Using a population of 169,393 patients with ESRD who were eligible for transplantation, the investigators derived and validated a multivariable survival model predicting time to death, and they modified the model into a simple point-system index.
Nearly one quarter (23.5%) of the cohort died. There were 12 variables identified as independent predictors of mortality: age, race, cause of renal failure, body mass index (BMI), comorbid disease, smoking status, employment, serum albumin level, year of first renal replacement therapy, kidney transplantation, time to transplant wait-listing, and time on the wait list.
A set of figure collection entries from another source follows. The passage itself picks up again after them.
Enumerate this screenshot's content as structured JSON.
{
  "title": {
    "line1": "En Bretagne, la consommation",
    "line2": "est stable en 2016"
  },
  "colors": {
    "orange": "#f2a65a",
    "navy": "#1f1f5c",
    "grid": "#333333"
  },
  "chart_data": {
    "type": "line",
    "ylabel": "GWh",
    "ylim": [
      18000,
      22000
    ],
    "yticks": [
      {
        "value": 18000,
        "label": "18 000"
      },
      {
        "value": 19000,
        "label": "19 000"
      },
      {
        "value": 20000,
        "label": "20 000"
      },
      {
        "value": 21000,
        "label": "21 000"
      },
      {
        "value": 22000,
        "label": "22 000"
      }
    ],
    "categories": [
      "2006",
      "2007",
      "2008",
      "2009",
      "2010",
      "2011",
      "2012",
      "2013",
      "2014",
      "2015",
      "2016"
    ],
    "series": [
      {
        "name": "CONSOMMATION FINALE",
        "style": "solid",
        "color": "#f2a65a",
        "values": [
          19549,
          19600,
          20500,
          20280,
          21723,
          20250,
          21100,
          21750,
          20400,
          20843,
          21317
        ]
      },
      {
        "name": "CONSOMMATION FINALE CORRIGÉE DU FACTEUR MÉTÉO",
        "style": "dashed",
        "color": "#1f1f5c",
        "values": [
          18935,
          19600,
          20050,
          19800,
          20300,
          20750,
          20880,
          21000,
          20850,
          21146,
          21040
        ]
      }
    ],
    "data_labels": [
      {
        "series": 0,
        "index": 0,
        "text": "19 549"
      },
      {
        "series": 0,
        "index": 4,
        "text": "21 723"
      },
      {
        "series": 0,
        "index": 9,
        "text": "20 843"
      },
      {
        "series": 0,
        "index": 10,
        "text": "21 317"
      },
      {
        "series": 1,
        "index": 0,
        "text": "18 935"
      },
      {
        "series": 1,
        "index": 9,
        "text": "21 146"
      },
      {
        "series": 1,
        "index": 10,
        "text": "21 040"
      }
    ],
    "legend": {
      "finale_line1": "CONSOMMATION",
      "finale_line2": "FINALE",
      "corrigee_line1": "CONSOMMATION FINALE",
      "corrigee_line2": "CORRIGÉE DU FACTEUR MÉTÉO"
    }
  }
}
With use of the index, patients were separated into 26 groups with significantly varying 5-year survival duration, ranging from 97.8% in the lowest-risk group to 24.7% in the highest-risk group. Concordance probability of the index score in the validation group was 0.746 (95% confidence interval, 0.741 - 0.75), suggesting that it was highly discriminative. For each level of index score, observed survival duration in the derivation and validation cohorts was similar in 93.9% of patients.
"Our prognostic index uses commonly available information to predict mortality accurately in patients with ...ESRD," the study authors write. "This index could provide valuable quantitative data on survival for clinicians and patients to use when deciding whether to pursue transplantation or remain on dialysis."
Limitations of this study include lack of generalizability beyond patients who are considered to be candidates for renal transplantation, the need to update the prognostic index occasionally when new data become available, and lack of donor characteristics (other than living or deceased) in the model.
"Finally, information on comorbidities in the United States Renal Data System may be incompletely captured, and only the presence — not the severity — of the illness is accounted for in the model," the study authors conclude. "Hence, the impact of some comorbidities on survival may be underestimated by our model. Prospective validation of the model would help determine if this underestimation is indeed happening."
This study received no external funding. The study authors have disclosed no relevant financial relationships.